Sri Lanka : à l’approche de l’élection présidentielle, RSF s’alarme des atteintes continues à la liberté d’informer
Arrestation de journalistes, loi antiterroriste détournée, nouvelle loi de censure… Les professionnels des médias, notamment ceux de la minorité tamoule, travaillent dans un climat d’insécurité. Reporters sans frontières (RSF) s’alarme de l’état inquiétant de la liberté de la presse dans le pays, alors que le premier scrutin depuis la révolte populaire de 2022 se tiendra ce 21 septembre.
Depuis le début de l’année 2024, au moins deux journalistes ont été arrêtés dans l’exercice de leur métier. Interpellé le 5 mars à son domicile dans la province de Sabaragamuwa au sud du pays, le propriétaire et rédacteur en chef du site d’information Ravana Lanka News, G.P. Nissanka, est resté derrière les barreaux jusqu’au 20 mars, après avoir révélé des faits présumés de corruption impliquant un haut gradé de l’armée. Le 6 mars, le journaliste indépendant Bimal Ruhunage, accusé d’avoir filmé dans la rue sans autorisation une séquence publiée sur le site d’information Boston Lanka, a été arrêté dans la région de Kurunegala et placé en détention provisoire jusqu’au 11 mars.
Habituées de longue date au recours à la législation antiterroriste pour faire taire les journalistes, les autorités se sont par ailleurs dernièrement dotées d’un nouvel outil de régulation propice à la censure, la loi sur la sécurité en ligne (Online Safety Act), votée en janvier 2024, qui confère des pouvoirs étendus à une commission nommée par le Président pour évaluer ce qui constitue des « déclarations interdites faites en ligne », d’ordonner leur suppression et de sanctionner les auteurs. Le Bureau des droits de l’homme des Nations Unies mettait en garde l’an dernier contre “de nombreuses sections du projet de loi” qui “contiennent des termes et des définitions d'infractions vagues qui laissent une grande place à l'interprétation arbitraire et subjective”.
“RSF suit avec inquiétude le déroulement de cette période pré-électorale, moment démocratique majeur au cours duquel les journalistes remplissent une mission cruciale d’information. La plupart des journalistes s'autocensurent car leur sécurité n'est pas garantie, en particulier ceux issus des minorités tamoules et musulmanes.
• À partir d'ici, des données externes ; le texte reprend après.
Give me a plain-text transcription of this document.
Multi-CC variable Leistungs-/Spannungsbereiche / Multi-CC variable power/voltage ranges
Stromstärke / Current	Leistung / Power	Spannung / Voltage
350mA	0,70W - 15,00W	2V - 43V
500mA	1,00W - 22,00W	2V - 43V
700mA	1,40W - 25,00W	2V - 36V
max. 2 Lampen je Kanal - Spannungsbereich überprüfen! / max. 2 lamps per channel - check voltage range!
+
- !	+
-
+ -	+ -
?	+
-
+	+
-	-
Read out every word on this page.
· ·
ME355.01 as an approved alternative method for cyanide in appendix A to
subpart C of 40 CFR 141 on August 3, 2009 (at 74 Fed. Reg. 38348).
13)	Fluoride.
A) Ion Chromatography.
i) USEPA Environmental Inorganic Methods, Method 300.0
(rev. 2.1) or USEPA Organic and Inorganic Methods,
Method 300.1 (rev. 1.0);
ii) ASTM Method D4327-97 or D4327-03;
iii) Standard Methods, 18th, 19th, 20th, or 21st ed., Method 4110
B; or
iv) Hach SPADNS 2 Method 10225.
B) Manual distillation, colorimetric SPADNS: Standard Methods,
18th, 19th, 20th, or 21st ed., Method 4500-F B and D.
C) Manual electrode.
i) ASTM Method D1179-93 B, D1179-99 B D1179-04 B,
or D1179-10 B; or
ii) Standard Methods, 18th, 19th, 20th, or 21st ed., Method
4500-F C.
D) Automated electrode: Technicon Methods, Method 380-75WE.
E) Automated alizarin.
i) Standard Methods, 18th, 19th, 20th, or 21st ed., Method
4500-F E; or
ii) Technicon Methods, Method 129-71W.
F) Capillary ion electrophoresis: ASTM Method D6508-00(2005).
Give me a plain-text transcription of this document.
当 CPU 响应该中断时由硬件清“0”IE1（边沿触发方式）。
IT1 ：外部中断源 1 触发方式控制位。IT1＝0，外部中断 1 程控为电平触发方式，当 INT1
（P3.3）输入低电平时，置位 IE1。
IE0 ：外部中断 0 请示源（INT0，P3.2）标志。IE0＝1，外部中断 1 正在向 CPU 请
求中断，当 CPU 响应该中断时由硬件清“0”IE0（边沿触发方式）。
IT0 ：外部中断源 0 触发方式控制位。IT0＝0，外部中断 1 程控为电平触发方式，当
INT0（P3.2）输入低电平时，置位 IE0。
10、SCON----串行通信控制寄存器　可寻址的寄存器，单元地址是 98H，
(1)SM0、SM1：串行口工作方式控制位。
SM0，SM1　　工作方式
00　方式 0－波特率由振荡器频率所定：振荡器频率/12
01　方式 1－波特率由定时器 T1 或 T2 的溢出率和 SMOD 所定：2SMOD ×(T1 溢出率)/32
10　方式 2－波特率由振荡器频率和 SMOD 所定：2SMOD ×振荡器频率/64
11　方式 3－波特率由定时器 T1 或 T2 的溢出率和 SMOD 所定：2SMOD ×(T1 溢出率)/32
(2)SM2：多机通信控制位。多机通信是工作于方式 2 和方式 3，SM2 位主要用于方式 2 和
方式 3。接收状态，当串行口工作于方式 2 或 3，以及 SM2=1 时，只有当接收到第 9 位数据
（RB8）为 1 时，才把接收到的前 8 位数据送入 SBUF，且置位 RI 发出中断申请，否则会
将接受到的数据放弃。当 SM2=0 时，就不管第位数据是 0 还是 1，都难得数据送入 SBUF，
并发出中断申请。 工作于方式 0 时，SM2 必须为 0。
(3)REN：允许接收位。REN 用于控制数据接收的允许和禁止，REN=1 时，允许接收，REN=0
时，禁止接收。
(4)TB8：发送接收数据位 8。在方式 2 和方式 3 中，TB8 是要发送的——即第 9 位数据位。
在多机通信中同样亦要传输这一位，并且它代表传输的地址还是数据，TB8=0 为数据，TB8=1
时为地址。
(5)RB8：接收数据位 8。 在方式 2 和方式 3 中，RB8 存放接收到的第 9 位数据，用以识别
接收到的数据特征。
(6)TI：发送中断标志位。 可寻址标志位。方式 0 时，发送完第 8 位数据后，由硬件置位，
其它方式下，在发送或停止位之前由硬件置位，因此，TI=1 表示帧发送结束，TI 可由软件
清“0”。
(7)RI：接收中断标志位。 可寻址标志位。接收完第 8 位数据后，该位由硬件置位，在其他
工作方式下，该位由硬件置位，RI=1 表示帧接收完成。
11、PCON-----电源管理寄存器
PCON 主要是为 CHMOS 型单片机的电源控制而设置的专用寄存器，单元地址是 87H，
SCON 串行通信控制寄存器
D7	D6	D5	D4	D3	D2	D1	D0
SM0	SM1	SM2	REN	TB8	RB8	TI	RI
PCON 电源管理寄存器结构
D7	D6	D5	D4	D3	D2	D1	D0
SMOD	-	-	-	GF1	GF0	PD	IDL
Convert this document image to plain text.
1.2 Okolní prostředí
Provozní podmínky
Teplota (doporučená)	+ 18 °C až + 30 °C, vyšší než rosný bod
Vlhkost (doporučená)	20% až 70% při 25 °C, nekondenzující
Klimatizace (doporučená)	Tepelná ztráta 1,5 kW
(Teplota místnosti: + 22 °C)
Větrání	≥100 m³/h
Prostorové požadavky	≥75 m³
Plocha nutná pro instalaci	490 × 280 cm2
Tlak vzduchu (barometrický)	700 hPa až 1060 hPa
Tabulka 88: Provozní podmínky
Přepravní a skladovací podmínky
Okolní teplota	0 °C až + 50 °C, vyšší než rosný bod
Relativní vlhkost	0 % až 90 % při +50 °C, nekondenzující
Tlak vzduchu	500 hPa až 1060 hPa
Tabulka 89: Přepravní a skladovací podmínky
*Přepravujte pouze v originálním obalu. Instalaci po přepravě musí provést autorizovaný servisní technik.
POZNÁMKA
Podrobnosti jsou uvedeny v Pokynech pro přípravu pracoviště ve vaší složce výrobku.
RSF appelle les candidats à la présidence à présenter un plan adéquat pour protéger les journalistes et à rétablir une liberté de la presse effective dans le pays. Pour cela, ils doivent notamment s’engager à abroger la loi liberticide sur la sécurité en ligne (Online Safety Act) et la loi sur la prévention du terrorisme (Prevention of Terrorism Act, PTA), utilisées contre les journalistes.
Journalistes tamouls accusés de terrorisme
Un rapport du Bureau des droits de l’homme des Nations Unies sur la situation au Sri Lanka depuis octobre 2022, décrit “une tendance persistante à la surveillance, à l'intimidation et au harcèlement des journalistes et des acteurs de la société civile, en particulier ceux qui travaillent sur les disparitions forcées, les saisies de terres, les questions environnementales et avec les anciens combattants dans le nord et l'est du Sri Lanka”.
Le rapport souligne que la loi antiterroriste (PTA) demeure “souvent utilisée pour arrêter, détenir et poursuivre les journalistes”. Dileep Amuthan est le dernier professionnel des médias en date victime de cette législation. En novembre 2023, le journaliste du quotidien tamoul Uthayan a été interrogé pendant quatre heures au siège de la division d'enquête antiterroriste (CTID), en raison d’un article publié en 2020 sur une journée de commémoration tamoule.
Les journalistes appartenant à cette minorité ethnique sont régulièrement victimes de ce harcèlement judiciaire. En septembre 2022, deux reporters tamouls, Balasingham Krishnakumar, journaliste indépendant et président de la Batticaloa District Tamil Journalists Association, et Selvakumar Nilanthan, rattaché au site d’information Tamil Guardian, avaient été convoqués au CTID car soupçonnés de “terrorisme”, en raison de liens supposés avec l’organisation indépendantiste des Tigres tamouls, impliquée dans la guerre civile qui a déchiré le pays de 1983 à 2009. Cette convocation faisait suite, dans le cas de Selvakumar Nilanthan, à d’autres interrogatoires subis à partir de 2020. Le journaliste Murugupillai Kokulathasan a, quant à lui, été incarcéré quinze mois, pour le même motif entre novembre 2020 et mars 2022.
Entre 2023 et 2024, le Sri Lanka a chuté de la 135e à la 150e place, sur 180 pays, au Classement mondial de la liberté de la presse établi par RSF.